The company was hired to help ensure that the USDA's Forest Service and the National Agricultural Statistics Service (NASS) follow departmental guidelines, as well as those in the Federal Information Security Management Act (FISMA).
The $122,590 deal for the statistics service was awarded July 19, and the Forest Services' $233,300 task order was awarded July 29 to the company. They represent the fifth and sixth task orders to Xacta's parent company, Telos Corp., after the USDA signed 11 blanket purchase agreements (BPA) with several companies October 2003 for a combined value of $60 million over five years.
Due to FISMA's impact and a growing awareness for better security, Richard Tracy, Xacta's chief security officer, said more federal agencies are getting their information systems certified and accredited.
"And, quite frankly, until probably two or three years ago, I'd say that organizations probably spent more on coffee than they did making sure that their systems were safe and secure," he said. "If it weren't for the crackdown I think, the awareness by itself — which there has been — wouldn't have been what pushed everything forward."
Based on congressionally issued compliance score cards, Tracy said, most federal agencies aren't doing well. However, they show positive trends, such as the issuance of more contracts related to certification and accreditation. "We're seeing significantly more opportunities to do this work than we were five or six years ago," he added.
To properly budget for compliance, federal officials should continually monitor their systems for changes instead of checking every three years, Tracy said.

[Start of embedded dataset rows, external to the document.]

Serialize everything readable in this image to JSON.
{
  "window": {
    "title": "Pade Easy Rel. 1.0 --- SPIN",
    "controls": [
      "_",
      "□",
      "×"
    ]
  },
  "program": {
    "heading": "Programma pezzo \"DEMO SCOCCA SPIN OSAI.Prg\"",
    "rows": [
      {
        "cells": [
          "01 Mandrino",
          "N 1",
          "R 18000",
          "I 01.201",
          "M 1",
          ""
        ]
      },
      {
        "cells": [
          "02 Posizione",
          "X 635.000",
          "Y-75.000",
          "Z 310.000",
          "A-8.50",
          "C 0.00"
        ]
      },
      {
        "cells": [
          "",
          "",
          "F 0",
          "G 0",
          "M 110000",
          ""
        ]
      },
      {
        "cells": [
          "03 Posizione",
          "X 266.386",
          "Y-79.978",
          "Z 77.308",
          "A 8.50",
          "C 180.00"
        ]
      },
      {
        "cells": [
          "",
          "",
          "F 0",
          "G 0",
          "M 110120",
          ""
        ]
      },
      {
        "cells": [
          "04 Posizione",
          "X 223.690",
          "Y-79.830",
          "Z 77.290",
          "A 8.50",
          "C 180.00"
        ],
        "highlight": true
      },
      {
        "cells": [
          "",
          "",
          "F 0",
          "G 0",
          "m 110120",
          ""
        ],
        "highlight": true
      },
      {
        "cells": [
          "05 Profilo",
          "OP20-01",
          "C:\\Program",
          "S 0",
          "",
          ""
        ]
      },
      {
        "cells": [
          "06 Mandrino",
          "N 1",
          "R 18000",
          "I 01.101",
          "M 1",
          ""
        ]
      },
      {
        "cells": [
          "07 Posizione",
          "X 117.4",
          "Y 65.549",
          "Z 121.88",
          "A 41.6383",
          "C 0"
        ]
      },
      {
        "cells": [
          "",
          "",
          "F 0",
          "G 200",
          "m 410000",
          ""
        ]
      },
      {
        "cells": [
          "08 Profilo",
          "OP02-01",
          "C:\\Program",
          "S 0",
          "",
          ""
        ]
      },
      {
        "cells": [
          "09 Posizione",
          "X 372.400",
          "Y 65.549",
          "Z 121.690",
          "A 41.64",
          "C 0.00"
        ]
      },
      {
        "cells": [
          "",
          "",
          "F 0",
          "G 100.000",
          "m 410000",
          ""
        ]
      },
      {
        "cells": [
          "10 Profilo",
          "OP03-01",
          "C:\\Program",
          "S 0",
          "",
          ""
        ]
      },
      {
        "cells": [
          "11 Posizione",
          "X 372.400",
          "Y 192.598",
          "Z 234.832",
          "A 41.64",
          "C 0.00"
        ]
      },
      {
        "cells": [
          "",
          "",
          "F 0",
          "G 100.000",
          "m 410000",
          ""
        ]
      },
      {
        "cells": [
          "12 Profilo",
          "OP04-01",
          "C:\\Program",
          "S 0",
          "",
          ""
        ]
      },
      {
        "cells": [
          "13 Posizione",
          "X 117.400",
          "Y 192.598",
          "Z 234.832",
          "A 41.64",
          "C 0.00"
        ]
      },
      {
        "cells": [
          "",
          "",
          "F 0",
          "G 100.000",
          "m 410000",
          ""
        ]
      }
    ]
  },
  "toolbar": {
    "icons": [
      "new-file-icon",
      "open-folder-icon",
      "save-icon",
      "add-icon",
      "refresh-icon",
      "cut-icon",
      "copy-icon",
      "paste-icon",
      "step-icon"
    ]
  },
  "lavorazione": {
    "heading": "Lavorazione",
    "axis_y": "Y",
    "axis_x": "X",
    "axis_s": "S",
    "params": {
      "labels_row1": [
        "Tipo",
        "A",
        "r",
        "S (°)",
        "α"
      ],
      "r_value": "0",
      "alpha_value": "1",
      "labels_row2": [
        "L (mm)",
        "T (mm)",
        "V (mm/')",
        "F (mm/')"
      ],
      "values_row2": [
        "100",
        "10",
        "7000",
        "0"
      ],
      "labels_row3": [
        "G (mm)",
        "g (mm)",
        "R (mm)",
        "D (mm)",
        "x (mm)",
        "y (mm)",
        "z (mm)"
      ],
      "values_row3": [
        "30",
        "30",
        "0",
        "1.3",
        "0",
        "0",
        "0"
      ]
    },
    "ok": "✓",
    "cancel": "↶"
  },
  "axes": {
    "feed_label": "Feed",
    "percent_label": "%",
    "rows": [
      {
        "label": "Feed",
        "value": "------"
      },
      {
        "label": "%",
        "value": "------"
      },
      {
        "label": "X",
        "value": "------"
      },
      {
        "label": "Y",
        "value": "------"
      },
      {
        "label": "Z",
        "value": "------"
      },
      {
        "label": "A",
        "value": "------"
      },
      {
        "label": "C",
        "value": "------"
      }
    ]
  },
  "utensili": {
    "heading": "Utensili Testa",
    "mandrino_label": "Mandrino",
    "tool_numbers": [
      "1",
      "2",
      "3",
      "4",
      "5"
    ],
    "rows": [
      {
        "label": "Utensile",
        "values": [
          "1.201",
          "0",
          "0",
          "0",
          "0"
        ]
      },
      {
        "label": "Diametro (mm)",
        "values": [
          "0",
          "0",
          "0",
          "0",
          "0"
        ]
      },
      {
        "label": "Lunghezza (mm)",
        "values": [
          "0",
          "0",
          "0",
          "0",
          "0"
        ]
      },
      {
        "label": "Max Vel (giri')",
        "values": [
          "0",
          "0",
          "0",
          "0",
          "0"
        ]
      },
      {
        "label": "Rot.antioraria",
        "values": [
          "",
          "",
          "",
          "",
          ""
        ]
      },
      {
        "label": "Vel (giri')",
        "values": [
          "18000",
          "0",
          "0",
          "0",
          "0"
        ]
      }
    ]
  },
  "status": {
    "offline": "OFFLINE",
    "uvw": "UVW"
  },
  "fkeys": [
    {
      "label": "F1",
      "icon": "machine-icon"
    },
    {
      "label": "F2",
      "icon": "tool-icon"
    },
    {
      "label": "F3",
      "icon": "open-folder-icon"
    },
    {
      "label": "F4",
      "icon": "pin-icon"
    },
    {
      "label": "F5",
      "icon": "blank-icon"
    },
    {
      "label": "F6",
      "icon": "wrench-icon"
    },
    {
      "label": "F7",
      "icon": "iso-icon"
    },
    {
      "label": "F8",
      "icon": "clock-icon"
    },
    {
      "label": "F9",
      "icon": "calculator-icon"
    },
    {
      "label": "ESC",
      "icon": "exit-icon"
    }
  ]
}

Some reports have estimated that certification and accreditation for an agency's systems could cost $200,000 to $500,000, but he said there's no average cost because systems range in size from a couple of devices to large local-area networks. Also a system's classification level determines the time, effort and skill set for testing.
"A system is not always a system; it's different depending on where you are and how you draw the accreditation boundary," he said. "It could be very small nonclassified and nonmission essential, which means that you're probably not going to spend a lot of time or money on it. On the other hand, the opposite could be true and you could be spending boatloads of money to make sure that your flank is covered."
Tracy said the company, which is supporting 17 federal agencies with certification and accreditation, would provide both the two USDA agencies with consulting services and products, such as the Xacta IA Manager, which helps officials automatically determine their information technology assets, assess security risks and provide processes and documentation to satisfy compliance guidelines.